On their Babies Are For Petting EP, Vue shows that, among other things, they know how to play the harmonica. Jonah Buffa’s harp on “Find Your Home” sounds like it should — boozy and raw, soaked in cheap whiskey and sexual tension, the perfect counterpoint to singer Rex Shelverton’s feral moan. It’s a high point of the EP, but by no means the only one. This is a record full of high points — Shelverton sneering out the lyrics to “Babies Are For Petting” while fuzzy guitars cascade into electronic immolation, the Chuck Berry guitar riff at the beginning of “Look Out For Traffic” dissolving into an entirely modern diminished 7th progression, the Kinks-in-heat feel to the Delta-sensual “Hey Hey Not in Here.”

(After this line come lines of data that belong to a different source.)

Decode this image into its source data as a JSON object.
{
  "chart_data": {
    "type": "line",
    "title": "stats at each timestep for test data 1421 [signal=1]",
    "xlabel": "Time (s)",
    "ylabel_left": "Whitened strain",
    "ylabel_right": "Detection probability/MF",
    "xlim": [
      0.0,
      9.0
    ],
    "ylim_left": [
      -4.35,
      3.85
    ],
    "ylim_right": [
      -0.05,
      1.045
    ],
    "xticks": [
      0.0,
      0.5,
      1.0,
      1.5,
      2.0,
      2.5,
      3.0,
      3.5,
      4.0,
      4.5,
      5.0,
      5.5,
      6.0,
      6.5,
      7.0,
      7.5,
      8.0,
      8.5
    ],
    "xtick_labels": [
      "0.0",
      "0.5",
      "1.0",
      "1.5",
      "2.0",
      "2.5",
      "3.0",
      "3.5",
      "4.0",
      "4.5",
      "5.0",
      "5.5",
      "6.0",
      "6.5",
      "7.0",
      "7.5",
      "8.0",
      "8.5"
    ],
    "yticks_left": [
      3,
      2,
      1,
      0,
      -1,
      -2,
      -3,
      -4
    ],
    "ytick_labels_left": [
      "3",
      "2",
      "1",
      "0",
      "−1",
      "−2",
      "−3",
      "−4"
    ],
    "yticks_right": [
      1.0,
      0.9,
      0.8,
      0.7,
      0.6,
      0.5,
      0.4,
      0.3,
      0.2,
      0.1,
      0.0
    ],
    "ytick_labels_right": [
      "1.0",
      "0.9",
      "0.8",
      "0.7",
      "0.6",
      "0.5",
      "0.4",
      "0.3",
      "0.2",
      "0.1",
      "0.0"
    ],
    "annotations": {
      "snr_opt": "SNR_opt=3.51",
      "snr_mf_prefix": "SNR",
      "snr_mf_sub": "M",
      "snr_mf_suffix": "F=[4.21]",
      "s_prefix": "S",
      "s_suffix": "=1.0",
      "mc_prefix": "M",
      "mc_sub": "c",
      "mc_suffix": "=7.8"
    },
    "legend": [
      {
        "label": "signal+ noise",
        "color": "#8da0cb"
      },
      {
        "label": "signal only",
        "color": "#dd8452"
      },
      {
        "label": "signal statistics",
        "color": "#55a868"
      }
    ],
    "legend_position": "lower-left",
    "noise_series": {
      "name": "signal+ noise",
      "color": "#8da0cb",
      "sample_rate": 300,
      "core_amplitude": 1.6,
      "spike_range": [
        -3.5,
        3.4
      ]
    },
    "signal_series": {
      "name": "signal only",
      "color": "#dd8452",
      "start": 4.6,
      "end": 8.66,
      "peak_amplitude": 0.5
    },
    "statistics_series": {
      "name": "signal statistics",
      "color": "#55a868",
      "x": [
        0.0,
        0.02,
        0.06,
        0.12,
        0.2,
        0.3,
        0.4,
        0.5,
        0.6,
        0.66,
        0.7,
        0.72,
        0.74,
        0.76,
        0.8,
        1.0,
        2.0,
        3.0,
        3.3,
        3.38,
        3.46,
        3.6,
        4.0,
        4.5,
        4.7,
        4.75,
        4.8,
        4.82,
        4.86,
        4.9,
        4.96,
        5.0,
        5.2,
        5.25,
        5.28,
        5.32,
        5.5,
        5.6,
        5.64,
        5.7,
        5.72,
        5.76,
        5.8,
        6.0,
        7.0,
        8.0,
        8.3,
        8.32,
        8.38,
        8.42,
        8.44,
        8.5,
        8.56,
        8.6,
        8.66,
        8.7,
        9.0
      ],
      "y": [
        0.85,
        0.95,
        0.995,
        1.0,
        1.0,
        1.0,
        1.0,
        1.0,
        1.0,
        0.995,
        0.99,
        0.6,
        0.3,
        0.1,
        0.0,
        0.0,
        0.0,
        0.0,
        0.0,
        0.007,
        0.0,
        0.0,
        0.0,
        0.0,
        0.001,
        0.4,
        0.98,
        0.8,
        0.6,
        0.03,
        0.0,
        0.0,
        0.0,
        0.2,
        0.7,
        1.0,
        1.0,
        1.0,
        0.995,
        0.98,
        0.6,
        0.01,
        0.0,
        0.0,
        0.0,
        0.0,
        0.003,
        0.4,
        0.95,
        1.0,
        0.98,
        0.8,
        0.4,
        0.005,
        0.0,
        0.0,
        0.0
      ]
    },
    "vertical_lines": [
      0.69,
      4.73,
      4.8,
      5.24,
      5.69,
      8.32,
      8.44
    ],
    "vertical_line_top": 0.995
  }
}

Derivative? Maybe it is, yeah, but at least it’s balls-out rock and not another fey, pussy Joy Division clone. Their gritty, earthy sound comes directly from the crotch, and it’s a welcome change from the lame-ass “I’m so smart and mathematical” bullshit that too often masquerades for modern rock. “I know that it won’t last, but I don’t care,” sings Shelverton. Let’s hope he’s wrong. Babies Are For Petting is nineteen minutes of sweat-drenched excellence, and I can’t wait to see what they do on their next full-length.